Dos piezas que completan la muestra evidencian el misterio propio de lo germinativo que surge de las decenas de semillas diseminadas. La síntesis de un árbol de hierro se ramifica hacia sus frutos de cáscaras de huevo calados y dibujados con precisión. Algunos portan mallas regulares de líneas blancas, otros parecen haber sido atravesados por el paso de hormigas que trazaron dibujos abstractos en miniatura con aires surrealistas. La señal de lo naciente se intensifica en un intento de esfera de un metro de diámetro conformada por láminas de zinc martilladas desde el interior y literalmente cosidas a mano. El esfuerzo inconmensurable de tal fabricación para la que Pipkin se pasó largo rato tirando del alambre o dentro del receptáculo escuchando los estruendos de sus propios golpes sobre el metal parece un sacrificio que sólo se justifica en el sentido purgante de su práctica creativa. En sus martillazos y costuras, Pipkin parece desanudar los tejidos de lo instituido, su trabajo material es un acto de resistencia y de mímesis simultánea.
Cuando Alan Badiou presentó en Buenos Aires su remake de la República se detuvo en el rol de Amaranta, un personaje femenino provocador creado para su versión, que contrastaba con la condescendencia de los hombres respecto de las ideas originales de Platón.
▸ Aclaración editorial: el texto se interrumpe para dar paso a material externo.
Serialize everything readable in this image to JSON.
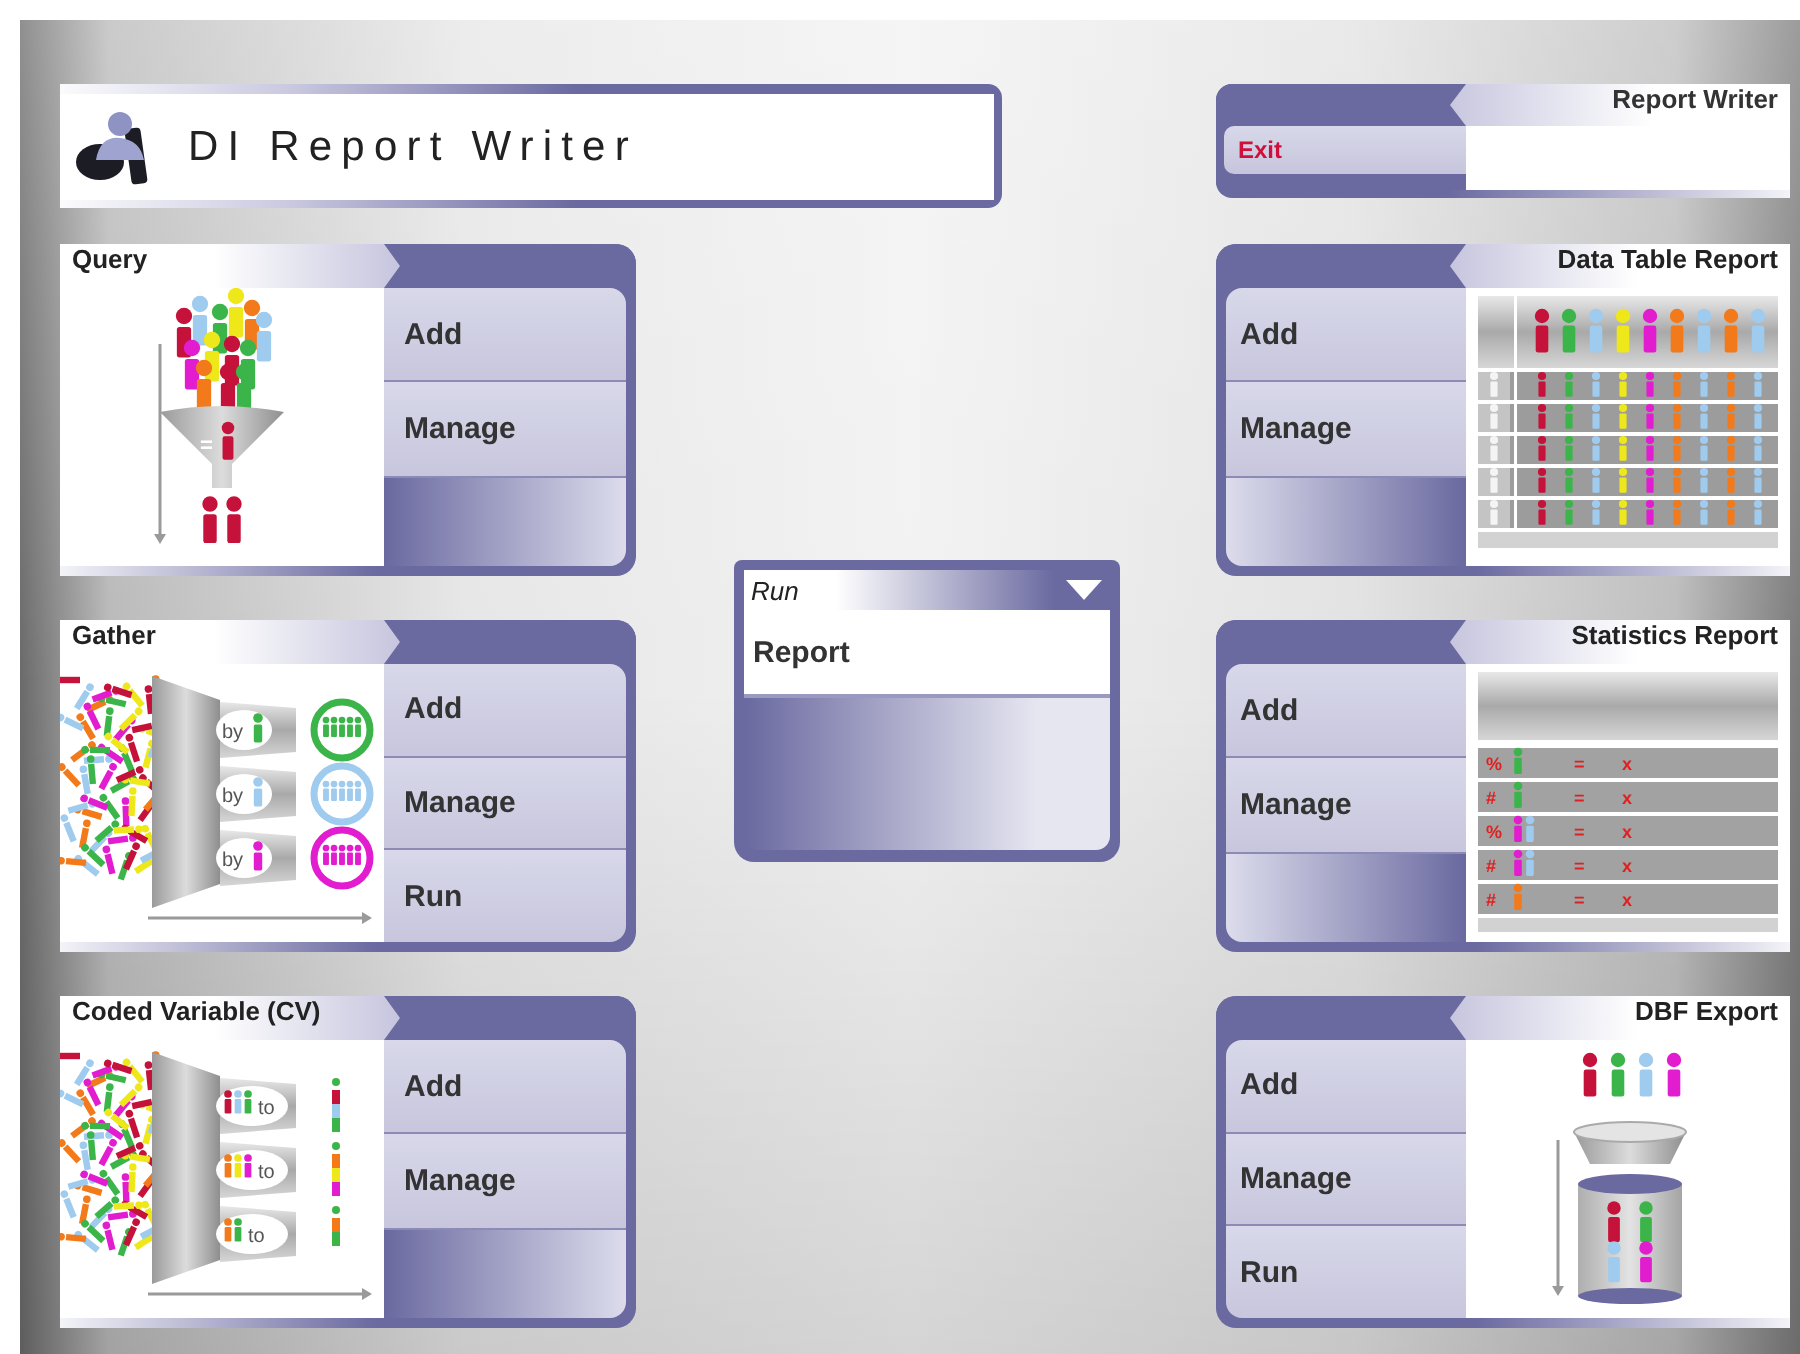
{
  "app_title": "DI Report Writer",
  "exit_panel": {
    "title": "Report Writer",
    "exit_button": "Exit"
  },
  "left_column": [
    {
      "title": "Query",
      "actions": [
        "Add",
        "Manage"
      ],
      "drawing": {
        "kind": "query",
        "labels": [
          "="
        ]
      }
    },
    {
      "title": "Gather",
      "actions": [
        "Add",
        "Manage",
        "Run"
      ],
      "drawing": {
        "kind": "gather",
        "labels": [
          "by",
          "by",
          "by"
        ]
      }
    },
    {
      "title": "Coded Variable (CV)",
      "actions": [
        "Add",
        "Manage"
      ],
      "drawing": {
        "kind": "coded",
        "labels": [
          "to",
          "to",
          "to"
        ]
      }
    }
  ],
  "run_panel": {
    "title": "Run",
    "items": [
      "Report"
    ]
  },
  "right_column": [
    {
      "title": "Data Table Report",
      "actions": [
        "Add",
        "Manage"
      ],
      "drawing": {
        "kind": "table"
      }
    },
    {
      "title": "Statistics Report",
      "actions": [
        "Add",
        "Manage"
      ],
      "drawing": {
        "kind": "stats",
        "rows": [
          {
            "symbol": "%",
            "equals": "=",
            "result": "x"
          },
          {
            "symbol": "#",
            "equals": "=",
            "result": "x"
          },
          {
            "symbol": "%",
            "equals": "=",
            "result": "x"
          },
          {
            "symbol": "#",
            "equals": "=",
            "result": "x"
          },
          {
            "symbol": "#",
            "equals": "=",
            "result": "x"
          }
        ]
      }
    },
    {
      "title": "DBF Export",
      "actions": [
        "Add",
        "Manage",
        "Run"
      ],
      "drawing": {
        "kind": "dbf"
      }
    }
  ]
}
Hacia el final de la conferencia, Badiou decía que “la emancipación es volver a la humanidad capaz de lo que es capaz”. Si Pipkin tiene algo que ver con Amaranta, es porque sus formas son pura posibilidad de cambio, una transformación que encuentra sus raíces en la conciliación con lo propio, justamente, porque desde allí, las ficciones que fabrican los artistas tienen la capacidad de volverse posibles.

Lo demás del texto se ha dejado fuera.